For anyone trying to run parsnip with xgboost on the GPU: the combination parnsip 1.3.1 and xgboost 2.0.3 works.
- Download xgboost_r_gpu from xgboost reases page
- Then install in R:
install.packages("xgboost_r_gpu_linux_82d846bbeb83c652a0b1dff0e3519e67569c4a3d.tar.gz", repos = NULL, type = "source")
Hi all,
I believe XGBoost on GitHub is now on version 3.03 - yet the latest CRAN version is 1.7.11.1 The version disparity seems to become rather large =(
Do you plan to adjust the way parsnip ineteracts with XGBoost based on the newer releases or based on CRAN ? I am not sure what the best solution is either. XGBoost until v 2.03 still works with the current framework.
Cheers J
One of the problems is that they have been taking a while to get the CRAN package up to speed with the other versions they have.
At a glance, it appears like they are keeping it alive and working on CRAN without moving over the new features, hence why there have been recent releases.
For our notes: https://xgboost.readthedocs.io/en/stable/R-package/index.html
Since XGBoost 3.0.0, the latest R package is available on R-universe while the one on CRAN is kept at an older version. We will work on helping the CRAN version to catch up in the future. In the meantime, please use R-universe packages.
And they say to install from r-universe which is currently using version 3.0.4.1 https://dmlc.r-universe.dev/xgboost
Which tripped me up because the DESCRIPTION notes 3.1.0.0. All in all they just a different versioning system then what we use which is fine.
In the current state I imagine it would take some time for them to update CRAN all the way as the newer versions produces bugs because of the updates they made.
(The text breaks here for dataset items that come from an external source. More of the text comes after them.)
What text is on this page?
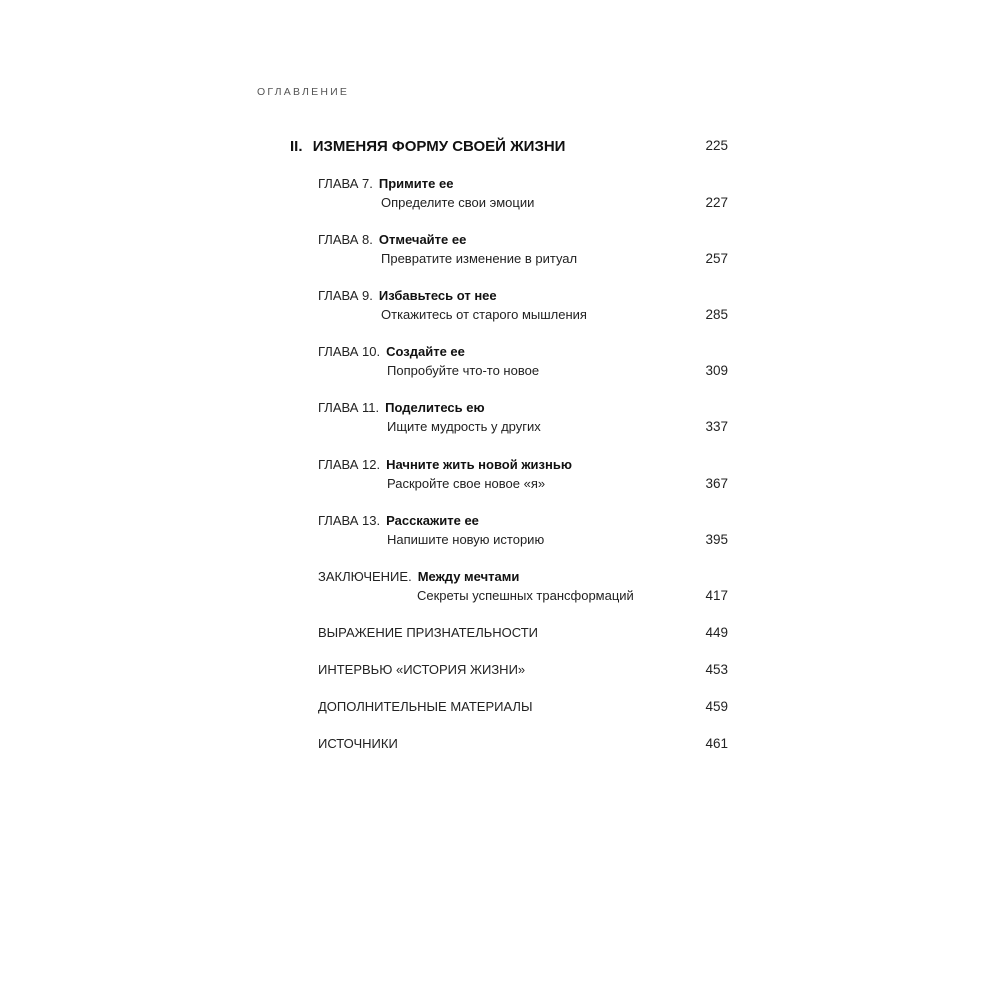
ОГЛАВЛЕНИЕ
II. ИЗМЕНЯЯ ФОРМУ СВОЕЙ ЖИЗНИ	225
ГЛАВА 7. Примите ее
Определите свои эмоции	227
ГЛАВА 8. Отмечайте ее
Превратите изменение в ритуал	257
ГЛАВА 9. Избавьтесь от нее
Откажитесь от старого мышления	285
ГЛАВА 10. Создайте ее
Попробуйте что-то новое	309
ГЛАВА 11. Поделитесь ею
Ищите мудрость у других	337
ГЛАВА 12. Начните жить новой жизнью
Раскройте свое новое «я»	367
ГЛАВА 13. Расскажите ее
Напишите новую историю	395
ЗАКЛЮЧЕНИЕ. Между мечтами
Секреты успешных трансформаций	417
ВЫРАЖЕНИЕ ПРИЗНАТЕЛЬНОСТИ	449
ИНТЕРВЬЮ «ИСТОРИЯ ЖИЗНИ»	453
ДОПОЛНИТЕЛЬНЫЕ МАТЕРИАЛЫ	459
ИСТОЧНИКИ	461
Without a deprecation period this will be harder on CRAN.
That being said, we could do some switching based on version numbers as mentioned earlier
Hi,
I guess version switching might be the way to go. I think essential functions are all the same apart from the input for the xgb DMatrix creation.
Let me know if and when you get a chance to implement that. Not urgent.
Cheers J
downgrading from xgboost_3.1.1.1 (GPU) with parsnip_1.3.3 to xgboost_2.0.3.1 fixed my problem. Just needed to add the device to the function set_engine("xgboost", device = "cuda"). Thx @sjdh!